|Chase Utley watches GameThree of the Dodgers-Mets|
division series from the dugout.
I wrote about the Saturday play here and expanded upon that post in the Monday print column. But while I think Utley's play was dangerous and, by the rulebook description, illegal, I can't see that the suspension is warranted.
The governing rule on this is 5.09 (a)(13):
[A batter is out when ... ] A preceding runner shall, in the umpire’s judgment, intentionally interfere with a fielder who is attempting to catch a thrown ball or to throw a ball in an attempt to complete any play;
(Comment): The objective of this rule is to penalize the offensive team for deliberate, unwarranted, unsportsmanlike action by the runner in leaving the baseline for the obvious purpose of crashing the pivot man on a double play, rather than trying to reach the base. Obviously this is an umpire’s judgment play
Both in the itself and the rulebook commentary emphasize the umpire's judgment. In practice, umpires have chosen not to exercise that judgment. In practice, umps will only make that call if the baserunner assaults the infielder with a tire iron. The umpire, Chris Guccione, followed the tradition, which is why Utley's defenders can legitimately say it was a legal play.

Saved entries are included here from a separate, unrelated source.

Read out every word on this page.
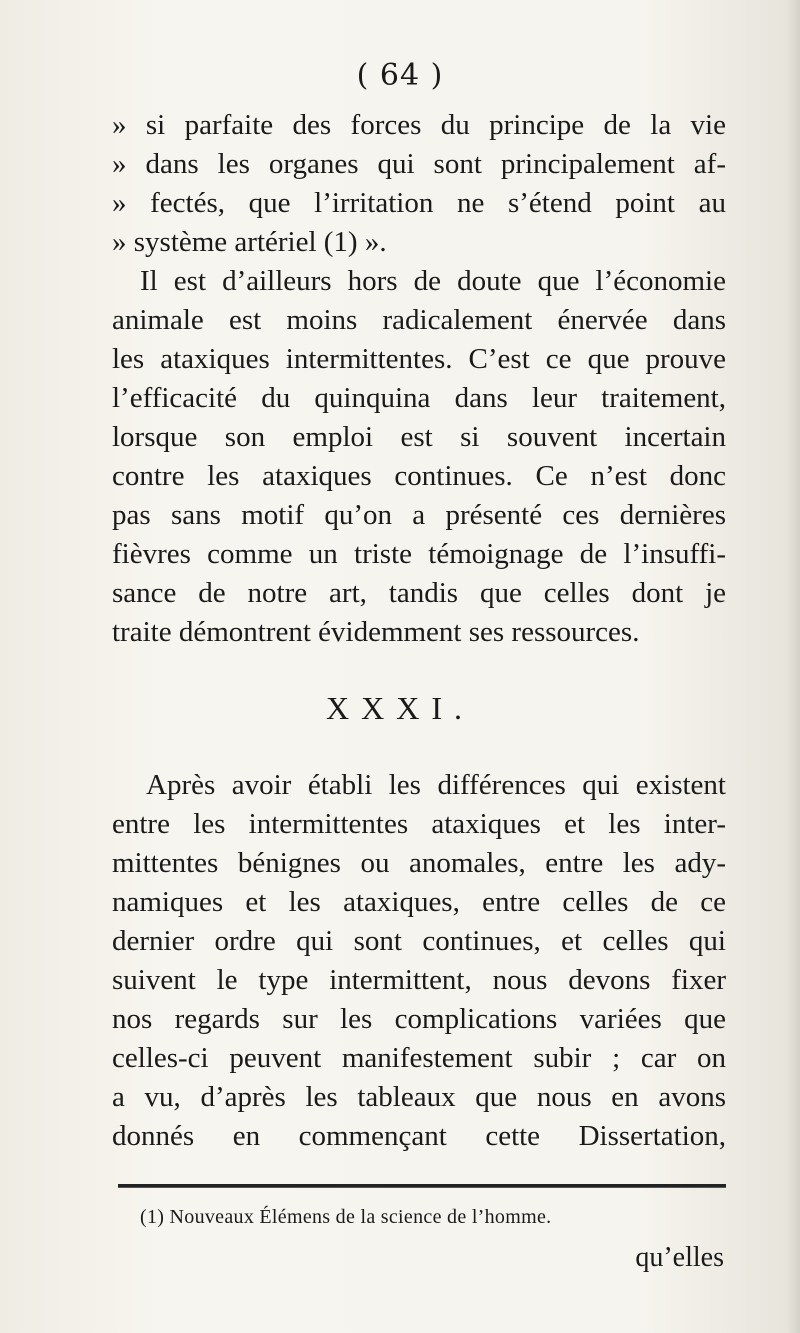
( 64 )
» si parfaite des forces du principe de la vie
» dans les organes qui sont principalement af-
» fectés, que l’irritation ne s’étend point au
» système artériel (1) ».
Il est d’ailleurs hors de doute que l’économie
animale est moins radicalement énervée dans
les ataxiques intermittentes. C’est ce que prouve
l’efficacité du quinquina dans leur traitement,
lorsque son emploi est si souvent incertain
contre les ataxiques continues. Ce n’est donc
pas sans motif qu’on a présenté ces dernières
fièvres comme un triste témoignage de l’insuffi-
sance de notre art, tandis que celles dont je
traite démontrent évidemment ses ressources.
XXXI.
Après avoir établi les différences qui existent
entre les intermittentes ataxiques et les inter-
mittentes bénignes ou anomales, entre les ady-
namiques et les ataxiques, entre celles de ce
dernier ordre qui sont continues, et celles qui
suivent le type intermittent, nous devons fixer
nos regards sur les complications variées que
celles-ci peuvent manifestement subir ; car on
a vu, d’après les tableaux que nous en avons
donnés en commençant cette Dissertation,
(1) Nouveaux Élémens de la science de l’homme.
qu’elles
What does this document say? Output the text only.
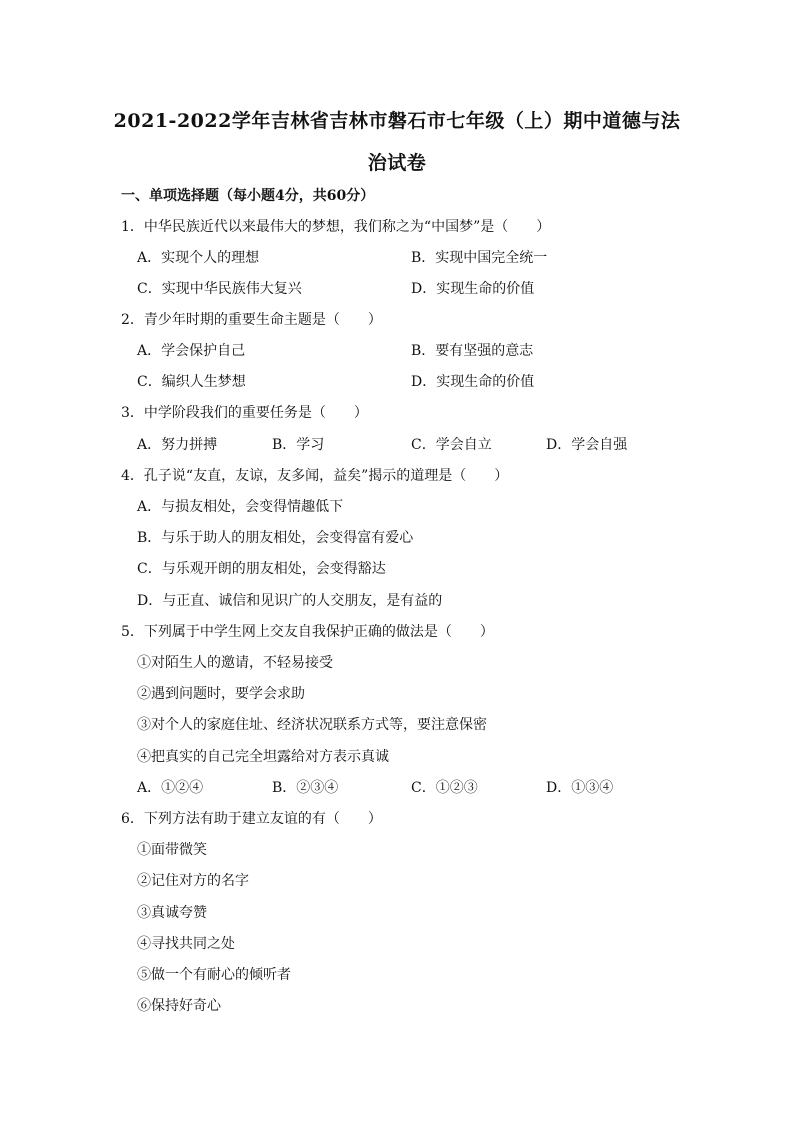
2021-2022学年吉林省吉林市磐石市七年级（上）期中道德与法
治试卷
一、单项选择题（每小题4分，共60分）
1．中华民族近代以来最伟大的梦想，我们称之为“中国梦”是（　　）
A．实现个人的理想	B．实现中国完全统一
C．实现中华民族伟大复兴	D．实现生命的价值
2．青少年时期的重要生命主题是（　　）
A．学会保护自己	B．要有坚强的意志
C．编织人生梦想	D．实现生命的价值
3．中学阶段我们的重要任务是（　　）
A．努力拼搏	B．学习	C．学会自立	D．学会自强
4．孔子说“友直，友谅，友多闻，益矣”揭示的道理是（　　）
A．与损友相处，会变得情趣低下
B．与乐于助人的朋友相处，会变得富有爱心
C．与乐观开朗的朋友相处，会变得豁达
D．与正直、诚信和见识广的人交朋友，是有益的
5．下列属于中学生网上交友自我保护正确的做法是（　　）
①对陌生人的邀请，不轻易接受
②遇到问题时，要学会求助
③对个人的家庭住址、经济状况联系方式等，要注意保密
④把真实的自己完全坦露给对方表示真诚
A．①②④	B．②③④	C．①②③	D．①③④
6．下列方法有助于建立友谊的有（　　）
①面带微笑
②记住对方的名字
③真诚夸赞
④寻找共同之处
⑤做一个有耐心的倾听者
⑥保持好奇心
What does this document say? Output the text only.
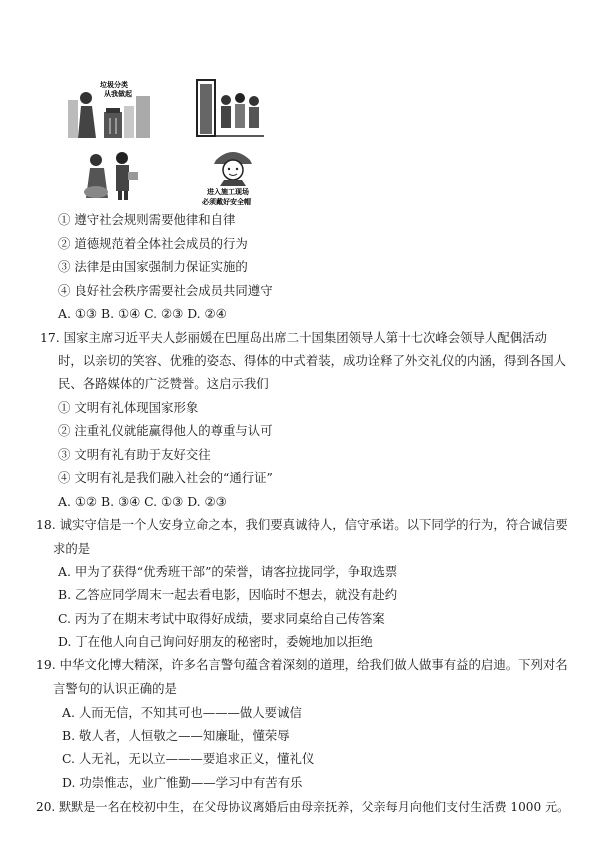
垃圾分类
从我做起
进入施工现场
必须戴好安全帽
① 遵守社会规则需要他律和自律
② 道德规范着全体社会成员的行为
③ 法律是由国家强制力保证实施的
④ 良好社会秩序需要社会成员共同遵守
A. ①③ B. ①④ C. ②③ D. ②④
17. 国家主席习近平夫人彭丽媛在巴厘岛出席二十国集团领导人第十七次峰会领导人配偶活动
时，以亲切的笑容、优雅的姿态、得体的中式着装，成功诠释了外交礼仪的内涵，得到各国人
民、各路媒体的广泛赞誉。这启示我们
① 文明有礼体现国家形象
② 注重礼仪就能赢得他人的尊重与认可
③ 文明有礼有助于友好交往
④ 文明有礼是我们融入社会的“通行证”
A. ①② B. ③④ C. ①③ D. ②③
18. 诚实守信是一个人安身立命之本，我们要真诚待人，信守承诺。以下同学的行为，符合诚信要
求的是
A. 甲为了获得“优秀班干部”的荣誉，请客拉拢同学，争取选票
B. 乙答应同学周末一起去看电影，因临时不想去，就没有赴约
C. 丙为了在期末考试中取得好成绩，要求同桌给自己传答案
D. 丁在他人向自己询问好朋友的秘密时，委婉地加以拒绝
19. 中华文化博大精深，许多名言警句蕴含着深刻的道理，给我们做人做事有益的启迪。下列对名
言警句的认识正确的是
A. 人而无信，不知其可也———做人要诚信
B. 敬人者，人恒敬之——知廉耻，懂荣辱
C. 人无礼，无以立———要追求正义，懂礼仪
D. 功崇惟志，业广惟勤——学习中有苦有乐
20. 默默是一名在校初中生，在父母协议离婚后由母亲抚养，父亲每月向他们支付生活费 1000 元。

I may be taking an overly lawyerly approach to this, but I can't see how the suspension can stand up. I also don't think making Utley actually miss games is necessarily the point.
Whether Utley takes the field again or not, Joe Torre has now put the umpires on notice: Enforce Rule 5.09 (a)(13). The issuance of the suspension effectively tells Guccione and the his brethren that his judgment on the the play was wrong. And it warns baserunners not to repeat what Utley did.
I fully expect that Rule 5.09(a)(13) will be revised this winter, with expanded commentary and less emphasis on the judgment of the umpire. Whether it is or not, stricter enforcement of 5.09(a)(13) is overdue and perhaps sufficient to cool off the aggressive basecrashers.